Analysts say that the CEO's recent trip to China — after just three months on the job — signals that he intends to pursue overseas growth more aggressively than his predecessors. Already, BofA owns a minority stake in China Construction Bank and hopes to get a securities license in China in the next few years.

"He recognizes that for every person inside the United States, there are 10 people outside," says Bove, a bank analyst at Rochdale Securities. "The income and wealth of people outside the United States are expanding much more rapidly."

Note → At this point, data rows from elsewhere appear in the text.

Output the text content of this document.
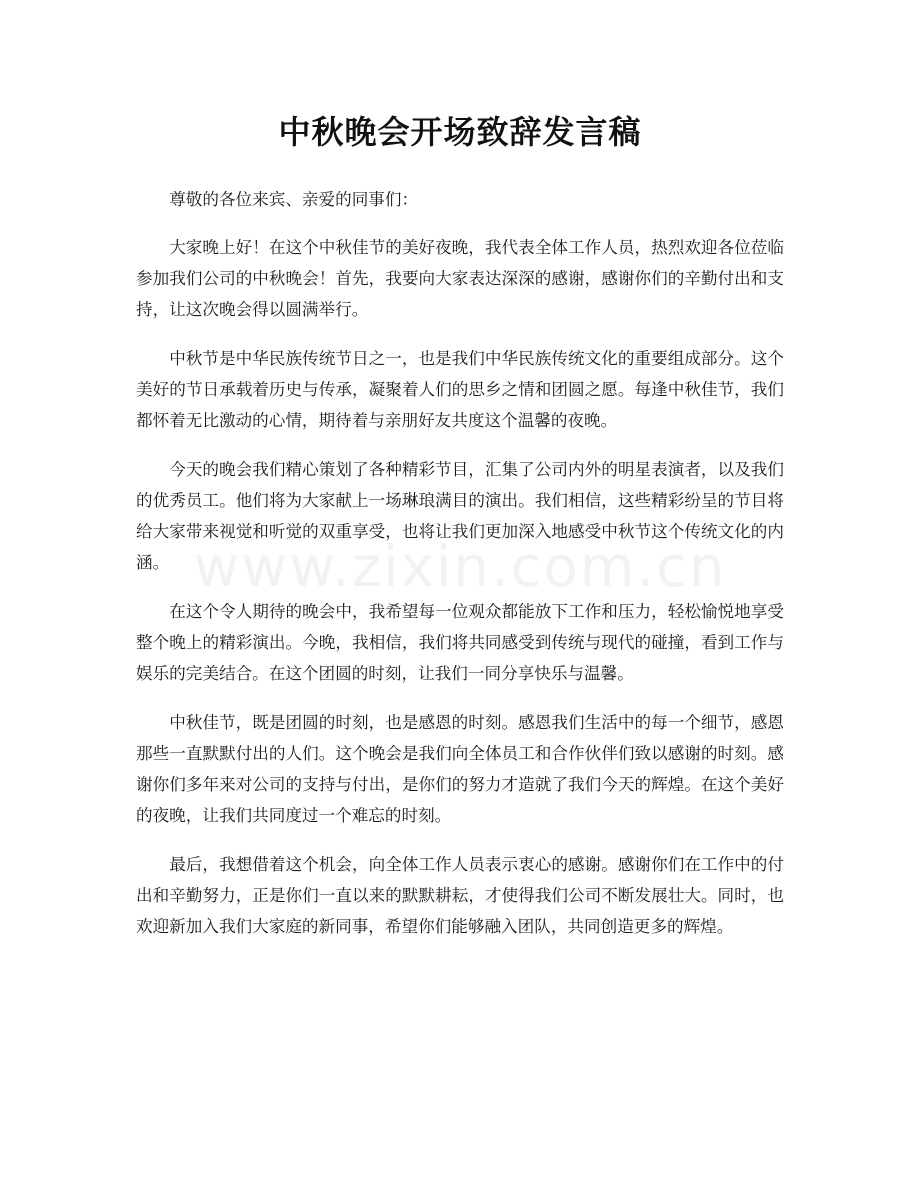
中秋晚会开场致辞发言稿

尊敬的各位来宾、亲爱的同事们：

大家晚上好！在这个中秋佳节的美好夜晚，我代表全体工作人员，热烈欢迎各位莅临参加我们公司的中秋晚会！首先，我要向大家表达深深的感谢，感谢你们的辛勤付出和支持，让这次晚会得以圆满举行。

中秋节是中华民族传统节日之一，也是我们中华民族传统文化的重要组成部分。这个美好的节日承载着历史与传承，凝聚着人们的思乡之情和团圆之愿。每逢中秋佳节，我们都怀着无比激动的心情，期待着与亲朋好友共度这个温馨的夜晚。

今天的晚会我们精心策划了各种精彩节目，汇集了公司内外的明星表演者，以及我们的优秀员工。他们将为大家献上一场琳琅满目的演出。我们相信，这些精彩纷呈的节目将给大家带来视觉和听觉的双重享受，也将让我们更加深入地感受中秋节这个传统文化的内涵。

在这个令人期待的晚会中，我希望每一位观众都能放下工作和压力，轻松愉悦地享受整个晚上的精彩演出。今晚，我相信，我们将共同感受到传统与现代的碰撞，看到工作与娱乐的完美结合。在这个团圆的时刻，让我们一同分享快乐与温馨。

中秋佳节，既是团圆的时刻，也是感恩的时刻。感恩我们生活中的每一个细节，感恩那些一直默默付出的人们。这个晚会是我们向全体员工和合作伙伴们致以感谢的时刻。感谢你们多年来对公司的支持与付出，是你们的努力才造就了我们今天的辉煌。在这个美好的夜晚，让我们共同度过一个难忘的时刻。

最后，我想借着这个机会，向全体工作人员表示衷心的感谢。感谢你们在工作中的付出和辛勤努力，正是你们一直以来的默默耕耘，才使得我们公司不断发展壮大。同时，也欢迎新加入我们大家庭的新同事，希望你们能够融入团队，共同创造更多的辉煌。

www.zixin.com.cn
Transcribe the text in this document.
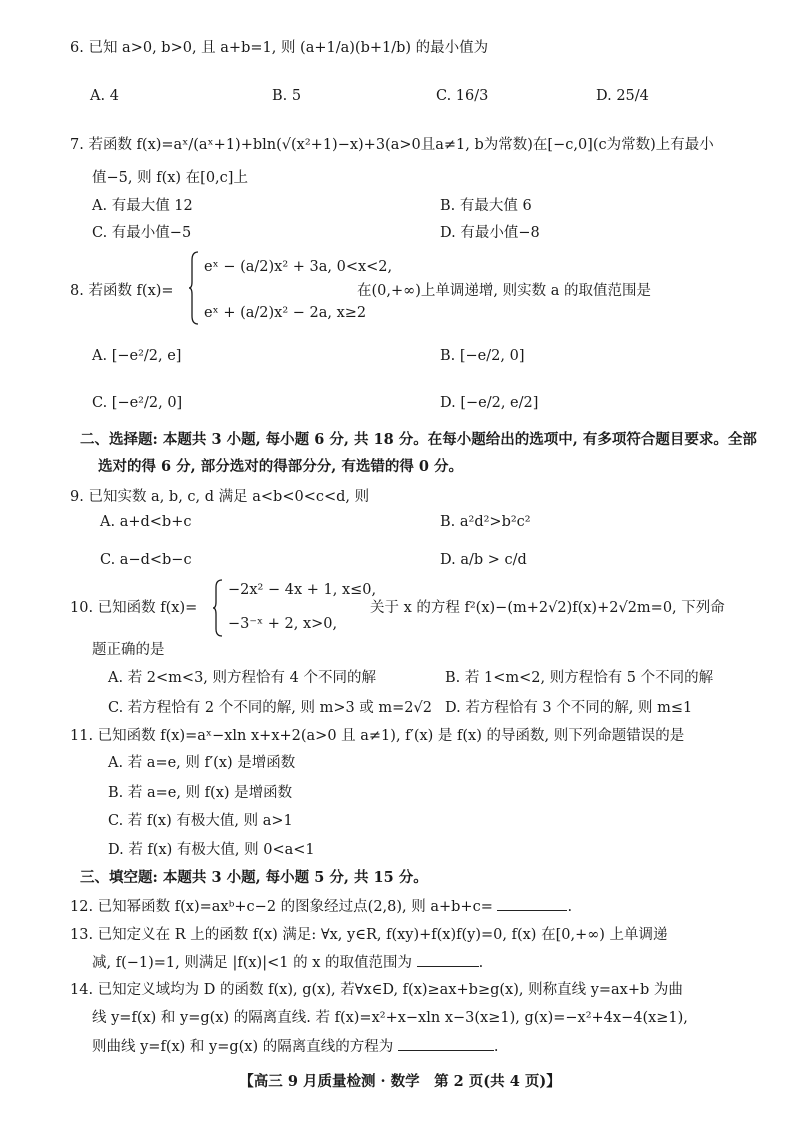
6. 已知 a>0, b>0, 且 a+b=1, 则 (a+1/a)(b+1/b) 的最小值为
A. 4	B. 5	C. 16/3	D. 25/4
7. 若函数 f(x)=aˣ/(aˣ+1)+bln(√(x²+1)−x)+3(a>0且a≠1, b为常数)在[−c,0](c为常数)上有最小
值−5, 则 f(x) 在[0,c]上
A. 有最大值 12	B. 有最大值 6
C. 有最小值−5	D. 有最小值−8
8. 若函数 f(x)=
eˣ − (a/2)x² + 3a, 0<x<2,
eˣ + (a/2)x² − 2a, x≥2
在(0,+∞)上单调递增, 则实数 a 的取值范围是
A. [−e²/2, e]	B. [−e/2, 0]
C. [−e²/2, 0]	D. [−e/2, e/2]
二、选择题: 本题共 3 小题, 每小题 6 分, 共 18 分。在每小题给出的选项中, 有多项符合题目要求。全部
选对的得 6 分, 部分选对的得部分分, 有选错的得 0 分。
9. 已知实数 a, b, c, d 满足 a<b<0<c<d, 则
A. a+d<b+c	B. a²d²>b²c²
C. a−d<b−c	D. a/b > c/d
10. 已知函数 f(x)=
−2x² − 4x + 1, x≤0,
−3⁻ˣ + 2, x>0,
关于 x 的方程 f²(x)−(m+2√2)f(x)+2√2m=0, 下列命
题正确的是
A. 若 2<m<3, 则方程恰有 4 个不同的解	B. 若 1<m<2, 则方程恰有 5 个不同的解
C. 若方程恰有 2 个不同的解, 则 m>3 或 m=2√2 D. 若方程恰有 3 个不同的解, 则 m≤1
11. 已知函数 f(x)=aˣ−xln x+x+2(a>0 且 a≠1), f′(x) 是 f(x) 的导函数, 则下列命题错误的是
A. 若 a=e, 则 f′(x) 是增函数
B. 若 a=e, 则 f(x) 是增函数
C. 若 f(x) 有极大值, 则 a>1
D. 若 f(x) 有极大值, 则 0<a<1
三、填空题: 本题共 3 小题, 每小题 5 分, 共 15 分。
12. 已知幂函数 f(x)=axᵇ+c−2 的图象经过点(2,8), 则 a+b+c=	.
13. 已知定义在 R 上的函数 f(x) 满足: ∀x, y∈R, f(xy)+f(x)f(y)=0, f(x) 在[0,+∞) 上单调递
减, f(−1)=1, 则满足 |f(x)|<1 的 x 的取值范围为	.
14. 已知定义域均为 D 的函数 f(x), g(x), 若∀x∈D, f(x)≥ax+b≥g(x), 则称直线 y=ax+b 为曲
线 y=f(x) 和 y=g(x) 的隔离直线. 若 f(x)=x²+x−xln x−3(x≥1), g(x)=−x²+4x−4(x≥1),
则曲线 y=f(x) 和 y=g(x) 的隔离直线的方程为	.
【高三 9 月质量检测 · 数学　第 2 页(共 4 页)】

In the U.S., BofA will focus more on its corporate and capital markets operations, Bove predicts. He says the bank will likely maximize profit margins by shrinking its operations — closing branches and shedding a few hundred thousand mass market consumers. Many of those consumers, the analyst argues, have become less profitable due to restrictions on credit card and overdraft fees.

BofA has said it expects to take about a $900 million hit to its bottom line in 2010 due to credit card restrictions. Its service charges will be roughly another $1 billion lower this year due to changes it has voluntarily made to its overdraft policies, as well as those made to comply with a new Federal Reserve rule.

Martin Eakes, chief executive of the Center for Responsible Lending, a consumer advocacy group, says he's been impressed by the bank's promise to "serve customers in the right way." Still, he points out, "The proof will be in the pudding."

The bank, on an analysts' call this month, said it would "mitigate" lower service charge income by considering moves such as imposing account maintenance fees. Michael Moebs, founder of economic research firm Moebs Services, says it's clear to him that BofA is "moving away from the little guy on the consumer side and the really small businesses."

Responding to speculation that the bank is looking to shed unprofitable customers, Moynihan says only that it plans to continue being the largest in the U.S. to serve the mass market and the wealthy.

"A mass market consumer today may be a wealthy consumer in 10 years," Moynihan explains. "Mass market consumers are core to what we do."